Indagine sul bullismo
05 Marzo 2024
Vivere il bullismo è un'esperienza piuttosto devastante, un percorso che segna profondamente non solo chi lo subisce direttamente, vale a dire i ragazzi, ma anche coloro che ne sono testimoni indiretti. È un dolore difficile da condividere, e ancor più duro da scoprire da parte di un genitore.
In questo articolo abbiamo raccolto in forma anonima la testimonianza diretta arrivata da una donna, da una mamma che ha visto il proprio figlio passare un periodo tanto orribile quanto lungo, con il dolore di non sapere - a tutt’oggi - ancora molte cose di quegli anni di scuole medie, ma con il sollievo di vedere ora un ragazzo rigenerato, che si è lasciato alle spalle quei brutti momenti anche anche grazie alla pratica sportiva.
«Da genitore posso dire che non è facile farsi raccontare certe cose, perché in loro subentra anche un sentimento di vergogna, ma ricordo che mi bastava guardare mio figlio all’uscita da scuola per capire che qualcosa non andasse. I tre anni delle Scuole Medie sono stati per lui un vero e proprio incubo. All’epoca era un ragazzino un po’ chiuso, con un sostegno per l’apprendimento, ma veniva preso di mira soprattutto per la sua statura, per il fatto che era più basso. A parole, inizialmente: “Sei un nano da giardino” gli dicevano, ma da lì è cominciata un’escalation che andava a colpirlo nei punti più deboli. Ciò che mi faceva più male era il fatto che lo prendessero in giro su un problema fisico. Se mi fai un commento sui miei pantaloni - solo per fare un esempio - io posso anche decidere di non metterli più. Ma se un ragazzino è più basso degli altri, o se porta l’apparecchio per i denti, lui non può farci nulla. È una cosa crudele, come quando gli dissero: “Tu riuscirai ad avere al tuo fianco soltanto una ragazzina handicappata”.
Ogni giorno andava a scuola, ma non sapevo come sarebbe tornato. Questo finché non è accaduto un episodio gravissimo, del quale sono venuta a sapere quasi per caso. Un giorno all’uscita era particolarmente scuro in volto. Una volta tornati a casa gli ho chiesto se fosse successo qualcosa di brutto, all’inizio non voleva dirlo, ma poi a un certo punto è crollato. A scuola c’era un ragazzo in particolare che gli dava il tormento. Quel giorno mio figlio mi ha detto che gli aveva appiccicato un pezzetto di scotch dietro il collo. Per scherzare, per provare a uscire per un momento dal suo guscio, e provare a prendere il bullo in maniera diversa. Lui per tutta risposta gli ha messo le mani al collo ha iniziato strozzarlo, tanto che stava cambiando colore».
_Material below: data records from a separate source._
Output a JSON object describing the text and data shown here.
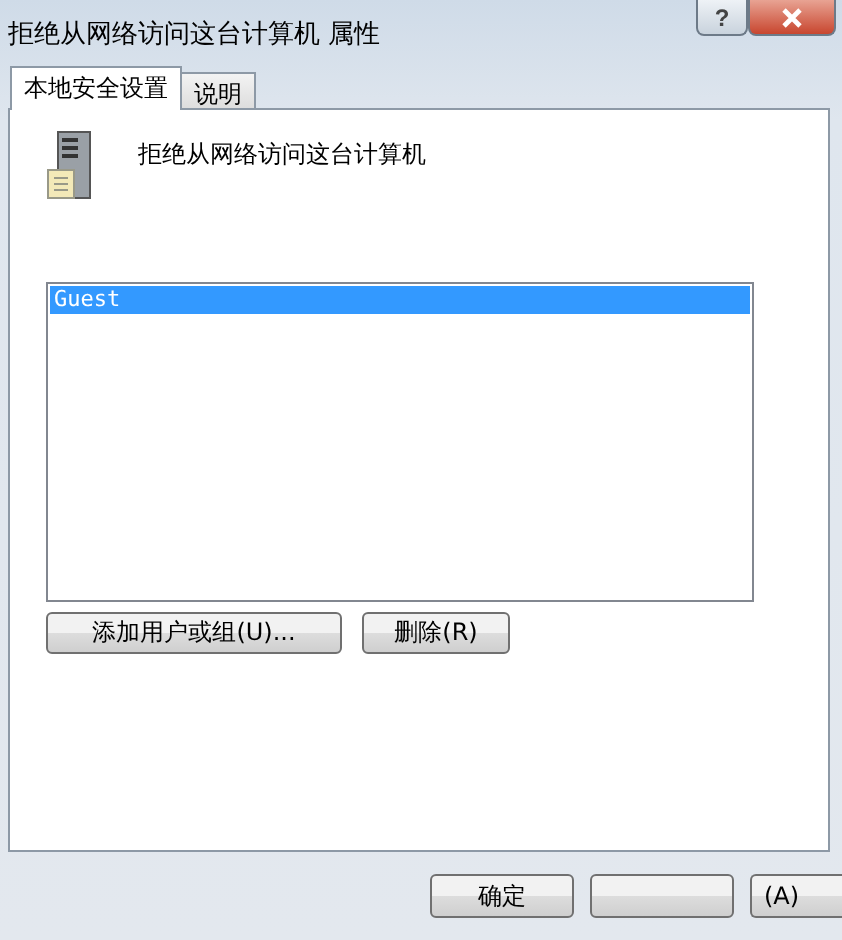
{
  "window": {
    "title": "拒绝从网络访问这台计算机 属性",
    "help_button": "?"
  },
  "tabs": [
    {
      "label": "本地安全设置",
      "selected": true
    },
    {
      "label": "说明",
      "selected": false
    }
  ],
  "policy": {
    "name": "拒绝从网络访问这台计算机"
  },
  "accounts": [
    {
      "name": "Guest",
      "selected": true
    }
  ],
  "list_buttons": [
    "添加用户或组(U)...",
    "删除(R)"
  ],
  "dialog_buttons": {
    "ok": "确定",
    "apply": "(A)"
  }
}
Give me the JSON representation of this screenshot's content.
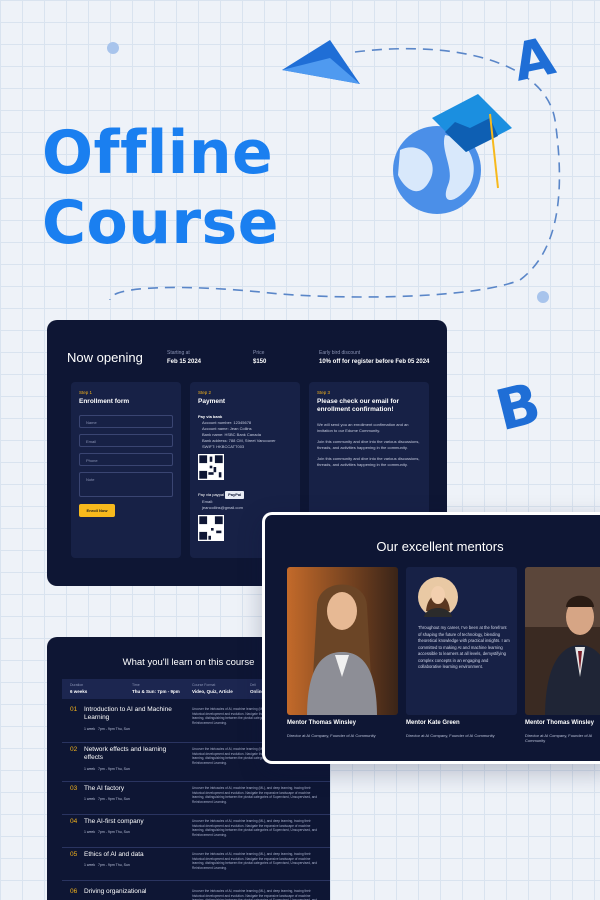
{
  "hero": {
    "line1": "Offline",
    "line2": "Course"
  },
  "deco": {
    "letter_a": "A",
    "letter_b": "B"
  },
  "colors": {
    "accent": "#1a7ff0",
    "card_bg": "#0e1634",
    "highlight": "#f7b91c"
  },
  "enroll": {
    "heading": "Now opening",
    "meta": [
      {
        "label": "Starting at",
        "value": "Feb 15 2024"
      },
      {
        "label": "Price",
        "value": "$150"
      },
      {
        "label": "Early bird discount",
        "value": "10% off for register before Feb 05 2024"
      }
    ],
    "steps": [
      {
        "label": "Step 1",
        "title": "Enrollment form",
        "fields": [
          "Name",
          "Email",
          "Phone",
          "Note"
        ],
        "button": "Enroll Now"
      },
      {
        "label": "Step 2",
        "title": "Payment",
        "bank_title": "Pay via bank",
        "bank_lines": [
          "Account number: 12345678",
          "Account name: Jean Collins",
          "Bank name: HSBC Bank Canada",
          "Bank address: 788 CM, Street Vancouver",
          "SWIFT: HKBCCATT003"
        ],
        "paypal_title": "Pay via paypal",
        "paypal_badge": "PayPal",
        "email_label": "Email:",
        "email": "jeancollins@gmail.com"
      },
      {
        "label": "Step 3",
        "title": "Please check our email for enrollment confirmation!",
        "p1": "We will send you an enrollment confirmation and an invitation to our Edume Community.",
        "p2": "Join this community and dive into the various discussions, threads, and activities happening in the community.",
        "p3": "Join this community and dive into the various discussions, threads, and activities happening in the community."
      }
    ]
  },
  "mentors": {
    "title": "Our excellent mentors",
    "list": [
      {
        "name": "Mentor Thomas Winsley",
        "role": "Director at AI Company, Founder of AI Community"
      },
      {
        "name": "Mentor Kate Green",
        "role": "Director at AI Company, Founder of AI Community",
        "bio": "Throughout my career, I've been at the forefront of shaping the future of technology, blending theoretical knowledge with practical insights. I am committed to making AI and machine learning accessible to learners at all levels, demystifying complex concepts in an engaging and collaborative learning environment."
      },
      {
        "name": "Mentor Thomas Winsley",
        "role": "Director at AI Company, Founder of AI Community"
      }
    ]
  },
  "course": {
    "title": "What you'll learn on this course",
    "head": [
      {
        "label": "Duration",
        "value": "6 weeks"
      },
      {
        "label": "Time",
        "value": "Thu & Sun: 7pm - 9pm"
      },
      {
        "label": "Course Format",
        "value": "Video, Quiz, Article"
      },
      {
        "label": "Deli",
        "value": "Online"
      }
    ],
    "week_label": "1 week",
    "time_label": "7pm - 9pm Thu, Sun",
    "desc": "Uncover the intricacies of AI, machine learning (ML), and deep learning, tracing their historical development and evolution. Navigate the expansive landscape of machine learning, distinguishing between the pivotal categories of Supervised, Unsupervised, and Reinforcement Learning.",
    "rows": [
      {
        "num": "01",
        "title": "Introduction to AI and Machine Learning"
      },
      {
        "num": "02",
        "title": "Network effects and learning effects"
      },
      {
        "num": "03",
        "title": "The AI factory"
      },
      {
        "num": "04",
        "title": "The AI-first company"
      },
      {
        "num": "05",
        "title": "Ethics of AI and data"
      },
      {
        "num": "06",
        "title": "Driving organizational"
      }
    ]
  }
}
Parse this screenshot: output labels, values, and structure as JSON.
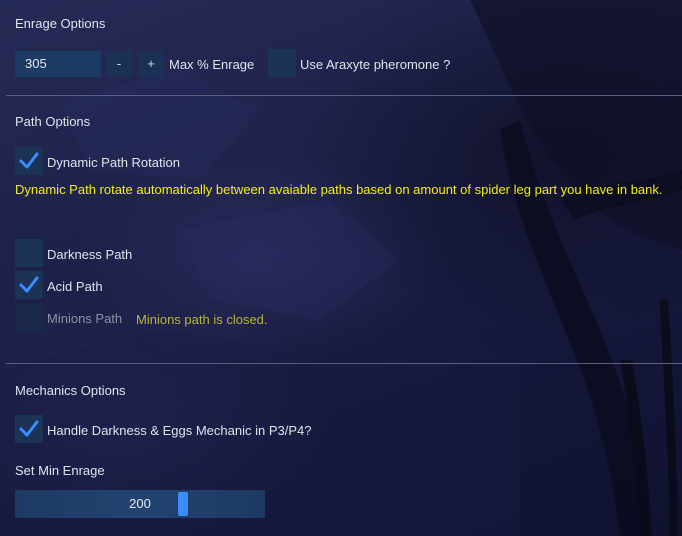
{
  "enrage": {
    "section_title": "Enrage Options",
    "value": "305",
    "minus_label": "-",
    "plus_label": "+",
    "max_label": "Max % Enrage",
    "pheromone_label": "Use Araxyte pheromone ?",
    "pheromone_checked": false
  },
  "path": {
    "section_title": "Path Options",
    "dynamic_label": "Dynamic Path Rotation",
    "dynamic_checked": true,
    "dynamic_note": "Dynamic Path rotate automatically between avaiable paths based on amount of spider leg part you have in bank.",
    "darkness_label": "Darkness Path",
    "darkness_checked": false,
    "acid_label": "Acid Path",
    "acid_checked": true,
    "minions_label": "Minions Path",
    "minions_checked": false,
    "minions_note": "Minions path is closed."
  },
  "mechanics": {
    "section_title": "Mechanics Options",
    "handle_label": "Handle Darkness & Eggs Mechanic in P3/P4?",
    "handle_checked": true,
    "min_enrage_label": "Set Min Enrage",
    "min_enrage_value": "200",
    "min_enrage_fraction": 0.65
  },
  "colors": {
    "accent": "#3a8cff",
    "warning": "#f2ee1a",
    "warning_dim": "#b7b33a"
  }
}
Ne parlavamo proprio la volta scorsa: del fatto che reagire al bullo è importante ma pericoloso (e in questo caso non si può nemmeno parlare di un vero “attacco” da parte della vittima. E parlavamo anche del fatto che chi dovrebbe intervenire e vigilare, spesso invece sorvola. Per non prendersi delle ulteriori gatte da pelare personalmente (decisamente più probabile) oppure perché davvero non dà grande peso all’accaduto. Ma com’è possibile non dare peso a un ragazzino che strozza un compagno di classe.
«Mi sono resa conto che se non trovi gli insegnanti giusti non vieni aiutato. Il ragazzo che ha strozzato mio figlio non è stato sospeso per quel gesto: “signora sono in terza - mi dissero - se lo sospendiamo andrà a finire che dovrà ripetere l’anno”. Così sono andata a parlare direttamente con la preside, ma l’insegnante, che era presente e che ha visto tutto, di fronte a lei ha negato l’accaduto. Alla fine, gli hanno fatto pulire la classe come punizione.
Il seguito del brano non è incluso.